Some 500 community members, sponsors and local dignitaries crowded a former bus depot in Moscow yesterday, celebrating the opening of the city’s newest site for Jewish education. Now home to a sprawling, five-story state-of-the-art elementary school building, the bus depot has come a long way- and this is only the beginning, say organizers. The lot, a full city block that was given to the Federation of Jewish Communities in the former CIS some four years ago, will be home to several more buildings, ultimately housing most of the FJC’s large network of Jewish educational institutions in Moscow. Upon completion of its final phase, still several years away, the campus will include a kindergarten, elementary school for girls and boys, high schools, a yeshiva, and extensive office space. Named for the generous sponsorship of Mr. Yevgeny Shvidler, the complex, known as Beit Shvidler, will represent the largest Jewish educational site of its kind in the former Soviet Union.

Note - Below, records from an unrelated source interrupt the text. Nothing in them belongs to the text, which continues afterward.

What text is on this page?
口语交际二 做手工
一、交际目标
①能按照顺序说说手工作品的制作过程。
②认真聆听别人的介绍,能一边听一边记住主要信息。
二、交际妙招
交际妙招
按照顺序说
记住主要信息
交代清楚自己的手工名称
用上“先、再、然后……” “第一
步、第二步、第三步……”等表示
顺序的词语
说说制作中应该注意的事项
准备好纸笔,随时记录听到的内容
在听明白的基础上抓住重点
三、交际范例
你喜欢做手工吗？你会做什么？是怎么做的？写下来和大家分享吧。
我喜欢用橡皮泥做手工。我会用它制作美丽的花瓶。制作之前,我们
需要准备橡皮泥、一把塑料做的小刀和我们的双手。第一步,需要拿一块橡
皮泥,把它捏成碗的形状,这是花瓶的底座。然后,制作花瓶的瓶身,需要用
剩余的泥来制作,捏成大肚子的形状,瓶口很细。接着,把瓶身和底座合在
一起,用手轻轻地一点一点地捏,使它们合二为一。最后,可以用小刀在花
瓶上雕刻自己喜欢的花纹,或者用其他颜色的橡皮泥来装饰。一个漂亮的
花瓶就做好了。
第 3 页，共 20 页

With many of the school’s benefactors in attendance, including Messrs. Valery Oif, Yefim Malkin, David Davidovich, Alexander Chirgirinsky and FJC president Mr. Lev Leviev, Sunday’s event celebrated the opening of the elementary school building, the first phase of the project. Some 300 children will be attending Chabad’s Or Avner Jewish Day School in the new building, says school director Rabbi Avraham Lipsker, and most of them were on stage Sunday, delighting the crowd with an elaborate concert in the school’s main hall.

“Our children are the foundation of the Jewish people, and a Jewish education builds that foundation,” said Rabbi Berel Lazar, Russia’s Chief Rabbi, “The tremendous merit accumulated by all the generosity that made this school building possible will ensure a happy and sweet year for the entire community.” Lazar noted the contributions of Alexander Boroda, executive Vice- President of the FJC, who worked tirelessly to see the building’s construction through to its completion.

Boroda joined the school’s principal benefactors, along with Lazar and Leviev, in cutting the ribbon to mark the school’s opening. The group placed Mezuzot on the doors of the new buildings to the cheering of an enthusiastic audience.

“There were those in this very city who tried to destroy anything connected to Judaism for eighty years,” said Mr. Lev Leviev in his remarks, “but there can be no greater proof than this building, and the ones to follow, that the tradition of our ancestors is alive and well in Moscow.”